El gato de la vecina del 4º era un cabrón redomado: me faltaba al respeto a diario. Con mucha elegancia sí, pero también con desdeño. Al principio me convencí de que no era algo personal, sino cosas de gatos. Pero reconocí mi error, cuando empezó a repetir su rutina. Como no tenemos ascensor, al bajar las escaleras, él ya estaba echado en su felpudo esperándome; como siempre para reírse de mí. Cuando yo alcanzaba el rellano, él se levantaba impidiéndome el paso. Se quedaba quieto, y arqueaba su lomo señalando con su cola a Marte. Y así permanecía un rato más; lo justo antes de que yo explotase. Entonces seguía con su marcha, bajando con parsimonia los escalones, de uno en uno, sin prisa, delante de mí, hasta descender las cuatro plantas. Si os lo preguntáis, ya os saco de dudas: daba igual a la hora, que siempre estaba ahí echado.

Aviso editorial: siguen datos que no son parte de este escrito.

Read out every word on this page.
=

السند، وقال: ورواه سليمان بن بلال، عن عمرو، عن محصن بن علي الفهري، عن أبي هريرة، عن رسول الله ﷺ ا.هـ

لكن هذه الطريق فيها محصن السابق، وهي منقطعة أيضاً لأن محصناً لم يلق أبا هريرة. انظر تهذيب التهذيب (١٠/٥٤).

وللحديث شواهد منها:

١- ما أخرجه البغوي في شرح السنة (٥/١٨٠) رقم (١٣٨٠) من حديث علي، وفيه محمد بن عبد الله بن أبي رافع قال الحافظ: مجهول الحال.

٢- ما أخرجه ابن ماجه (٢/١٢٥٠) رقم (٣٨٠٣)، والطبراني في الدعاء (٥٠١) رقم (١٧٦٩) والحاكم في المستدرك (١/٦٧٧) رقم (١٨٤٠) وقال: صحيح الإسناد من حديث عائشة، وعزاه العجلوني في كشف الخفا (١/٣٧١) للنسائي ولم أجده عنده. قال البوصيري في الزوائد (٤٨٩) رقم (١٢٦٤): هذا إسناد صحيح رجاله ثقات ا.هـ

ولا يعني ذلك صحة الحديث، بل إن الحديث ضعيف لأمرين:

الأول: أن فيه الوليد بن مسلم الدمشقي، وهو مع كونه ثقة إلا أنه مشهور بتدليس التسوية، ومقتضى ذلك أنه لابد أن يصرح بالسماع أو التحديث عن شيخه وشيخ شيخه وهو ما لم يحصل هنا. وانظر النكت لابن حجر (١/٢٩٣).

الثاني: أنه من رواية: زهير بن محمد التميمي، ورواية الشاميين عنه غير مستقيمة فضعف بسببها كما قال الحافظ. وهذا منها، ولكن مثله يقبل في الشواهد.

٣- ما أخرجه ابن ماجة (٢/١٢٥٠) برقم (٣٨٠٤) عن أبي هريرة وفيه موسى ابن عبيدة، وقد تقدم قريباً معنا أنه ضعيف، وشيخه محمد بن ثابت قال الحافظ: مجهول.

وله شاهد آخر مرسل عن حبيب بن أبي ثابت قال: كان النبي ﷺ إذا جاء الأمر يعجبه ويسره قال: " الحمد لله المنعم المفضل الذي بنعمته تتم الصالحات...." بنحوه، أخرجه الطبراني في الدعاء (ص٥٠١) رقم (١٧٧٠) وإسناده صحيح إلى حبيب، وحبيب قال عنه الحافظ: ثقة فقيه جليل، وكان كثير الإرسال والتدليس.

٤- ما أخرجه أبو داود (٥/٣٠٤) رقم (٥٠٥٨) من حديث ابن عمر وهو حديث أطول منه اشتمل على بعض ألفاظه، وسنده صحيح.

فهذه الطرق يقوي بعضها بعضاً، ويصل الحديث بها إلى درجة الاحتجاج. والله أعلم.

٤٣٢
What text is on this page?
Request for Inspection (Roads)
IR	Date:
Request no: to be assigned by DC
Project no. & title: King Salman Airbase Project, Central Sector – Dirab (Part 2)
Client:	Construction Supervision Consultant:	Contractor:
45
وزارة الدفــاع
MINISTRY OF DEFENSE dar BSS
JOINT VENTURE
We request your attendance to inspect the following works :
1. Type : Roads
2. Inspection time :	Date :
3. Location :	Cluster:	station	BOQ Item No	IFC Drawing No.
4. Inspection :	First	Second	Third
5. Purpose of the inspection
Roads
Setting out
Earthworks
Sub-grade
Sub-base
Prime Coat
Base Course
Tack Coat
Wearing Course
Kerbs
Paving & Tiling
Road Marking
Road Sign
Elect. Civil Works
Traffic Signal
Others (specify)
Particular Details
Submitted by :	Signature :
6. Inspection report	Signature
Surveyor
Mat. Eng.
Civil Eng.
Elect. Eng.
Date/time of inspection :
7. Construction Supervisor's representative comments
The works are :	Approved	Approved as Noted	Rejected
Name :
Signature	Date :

Un día, cuando daba todo por perdido, alguien me comentó la magia de los pepinos. Y lo busqué en internet: vídeos, compilaciones, música de fondo. Gatos saltando como si vieran al diablo. Así que lo hice. Baje las escaleras como cada mañana, pero con un pepino escondido en la chaqueta. Y cuando llegué a su altura lo dejé caer suavemente, justo detrás. El gato dio un salto sobrenatural, se estrelló contra la pared, giró sobre sí mismo, y cayó de nuevo sobre sus cuatro patas... para mirarme, no con miedo, sino con desprecio. Gran equivocación la mía pues, desde entonces, en lugar de amilanarse, empezó a afinar su repertorio. Y así, se cruzaba justo cuando yo salía a tirar la basura, se tumbaba sobre mi felpudo cuando venía el cartero, y varias veces, me destrozó las plantas que flanqueaban mi puerta. El colofón fue el día que trajo un ratón muerto, y lo dejó a los pies de mi entrada.
Y así me mantuvo intimidado hasta que, al bajar una mañana, ya no estaba. Ni en el felpudo, ni en la escalera, ni en la maceta. La vecina me dijo que había enfermado, que se puso muy malito y lo tuvieron que operar de urgencia. Cuando volvió de la clínica, dos semanas más tarde, lo encontré más lento, mas canijo, y muy desmejorado... Me dio pena el bicho, la verdad. Aquella tarde, le dejé un cuenco con leche caliente y galletas, junto al felpudo, por si salía a despejarse un rato. Y una nota manuscrita, en la que le pedía ¡Tengamos paz! Al día siguiente, el cuenco apareció vacío. Y la nota, meada.